Every single time I set out to do anything in my own strength I run out of energy, passion and determination quickly, very quickly.
Today I've worked inside all day, a blessing to be home. One thing I did was re-orgainze my contacts and I am now purging my email. In my email I saw this week's prayer requests from our congregation. The staff gets them every week. As I read down through the list I quickly become discouraged, tearful and nearly overwhelmed. I attempted to read through this list in my own strength. It was more then I could bear the weight of on my own.
I don't mean to make this sound overly dramatic but I felt deeply for each new person with cancer - their life completely changed with this new diagnosis. I was in tears as I read that a friend of our congregation lost a 7 month old child this week and still others prayed for addicted children...I cannot imagine that kind of agony!

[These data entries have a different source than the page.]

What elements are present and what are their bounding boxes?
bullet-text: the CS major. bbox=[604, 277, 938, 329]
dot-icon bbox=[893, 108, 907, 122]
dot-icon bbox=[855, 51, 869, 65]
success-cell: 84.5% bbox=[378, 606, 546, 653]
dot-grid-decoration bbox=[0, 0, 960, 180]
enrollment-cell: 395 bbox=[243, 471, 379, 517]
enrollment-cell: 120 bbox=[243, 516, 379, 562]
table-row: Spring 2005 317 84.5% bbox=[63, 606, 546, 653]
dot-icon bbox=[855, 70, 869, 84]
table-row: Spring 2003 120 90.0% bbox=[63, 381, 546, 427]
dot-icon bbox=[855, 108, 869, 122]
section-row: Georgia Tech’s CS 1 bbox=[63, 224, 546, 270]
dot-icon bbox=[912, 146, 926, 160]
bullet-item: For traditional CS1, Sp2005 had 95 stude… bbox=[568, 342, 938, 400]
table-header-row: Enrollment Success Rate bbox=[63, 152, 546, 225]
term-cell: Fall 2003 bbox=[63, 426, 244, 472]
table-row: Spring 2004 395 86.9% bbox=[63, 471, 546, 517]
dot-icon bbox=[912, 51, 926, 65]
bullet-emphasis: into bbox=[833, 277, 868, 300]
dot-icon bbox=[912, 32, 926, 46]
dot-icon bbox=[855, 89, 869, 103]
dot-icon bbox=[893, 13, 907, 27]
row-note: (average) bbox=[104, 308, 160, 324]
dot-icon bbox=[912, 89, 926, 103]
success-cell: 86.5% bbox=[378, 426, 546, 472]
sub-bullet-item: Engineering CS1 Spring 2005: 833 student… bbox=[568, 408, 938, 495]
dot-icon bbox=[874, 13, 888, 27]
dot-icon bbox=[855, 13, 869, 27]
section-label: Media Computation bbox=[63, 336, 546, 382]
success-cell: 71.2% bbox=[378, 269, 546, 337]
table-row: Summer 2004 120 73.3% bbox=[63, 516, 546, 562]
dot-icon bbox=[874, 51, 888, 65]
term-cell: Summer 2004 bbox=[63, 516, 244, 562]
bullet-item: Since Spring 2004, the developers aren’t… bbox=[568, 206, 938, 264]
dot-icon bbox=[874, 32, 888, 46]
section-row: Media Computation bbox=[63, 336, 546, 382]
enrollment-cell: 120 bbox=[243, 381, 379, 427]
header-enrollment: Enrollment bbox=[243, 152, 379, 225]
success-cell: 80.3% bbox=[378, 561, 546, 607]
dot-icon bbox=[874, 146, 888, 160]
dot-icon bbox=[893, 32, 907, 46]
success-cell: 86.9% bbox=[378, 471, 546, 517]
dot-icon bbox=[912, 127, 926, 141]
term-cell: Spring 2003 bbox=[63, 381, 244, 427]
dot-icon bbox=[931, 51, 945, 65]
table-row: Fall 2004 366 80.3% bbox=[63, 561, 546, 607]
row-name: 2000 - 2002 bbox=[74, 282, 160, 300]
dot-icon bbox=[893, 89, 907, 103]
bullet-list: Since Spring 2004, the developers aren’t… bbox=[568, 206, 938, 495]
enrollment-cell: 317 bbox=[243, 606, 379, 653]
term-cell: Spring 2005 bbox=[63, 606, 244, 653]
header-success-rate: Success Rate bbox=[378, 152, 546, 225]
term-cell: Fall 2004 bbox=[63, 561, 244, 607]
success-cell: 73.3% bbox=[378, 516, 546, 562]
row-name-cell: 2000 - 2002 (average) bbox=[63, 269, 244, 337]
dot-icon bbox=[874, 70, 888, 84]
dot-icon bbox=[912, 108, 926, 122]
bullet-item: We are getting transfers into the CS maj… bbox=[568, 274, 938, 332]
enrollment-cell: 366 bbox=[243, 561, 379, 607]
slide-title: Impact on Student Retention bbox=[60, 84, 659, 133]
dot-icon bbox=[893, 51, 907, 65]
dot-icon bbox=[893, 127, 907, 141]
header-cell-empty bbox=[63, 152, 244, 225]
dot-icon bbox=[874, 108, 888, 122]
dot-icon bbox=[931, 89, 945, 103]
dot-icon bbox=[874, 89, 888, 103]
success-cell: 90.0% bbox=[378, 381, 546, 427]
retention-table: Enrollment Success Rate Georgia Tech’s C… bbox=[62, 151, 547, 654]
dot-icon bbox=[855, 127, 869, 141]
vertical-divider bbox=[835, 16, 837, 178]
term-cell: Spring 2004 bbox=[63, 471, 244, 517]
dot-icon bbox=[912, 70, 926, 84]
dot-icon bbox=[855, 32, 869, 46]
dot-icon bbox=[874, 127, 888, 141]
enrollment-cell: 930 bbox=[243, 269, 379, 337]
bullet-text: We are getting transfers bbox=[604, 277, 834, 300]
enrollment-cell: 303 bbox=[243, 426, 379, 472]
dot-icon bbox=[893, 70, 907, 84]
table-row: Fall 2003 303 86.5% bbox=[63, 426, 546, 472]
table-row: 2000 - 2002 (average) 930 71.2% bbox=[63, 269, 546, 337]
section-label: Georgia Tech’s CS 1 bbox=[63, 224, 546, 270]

It was interesting this hit me so hard today, last night I woke in the night contemplating whether 'more' prayers matter. Isn't that a weird thing to think about? I know God covets our prayers and so I will always pray. We don't have to understand everything - why some prayers are answered the way we pray and some not. I am called to be obedient and follow after God and so I do.
I closed the prayer list after reading through it, and decided I needed to approach the thrown for strength to bear these burdens on behalf of my brothers and sisters in the Lord. I need Him so!
I don't know if God will choose to answer their prayers the way I hope He does, but regardless, I pray and because of praying I feel myself drawn to the throne and to the only one whose strength is sufficient for all my needs...and yours. Hard things move us toward Him, things that we cannot solve. Prayer is sometimes all we can do, and sometimes all He asks that we do. And, when we are weak in Him, only then are we strong!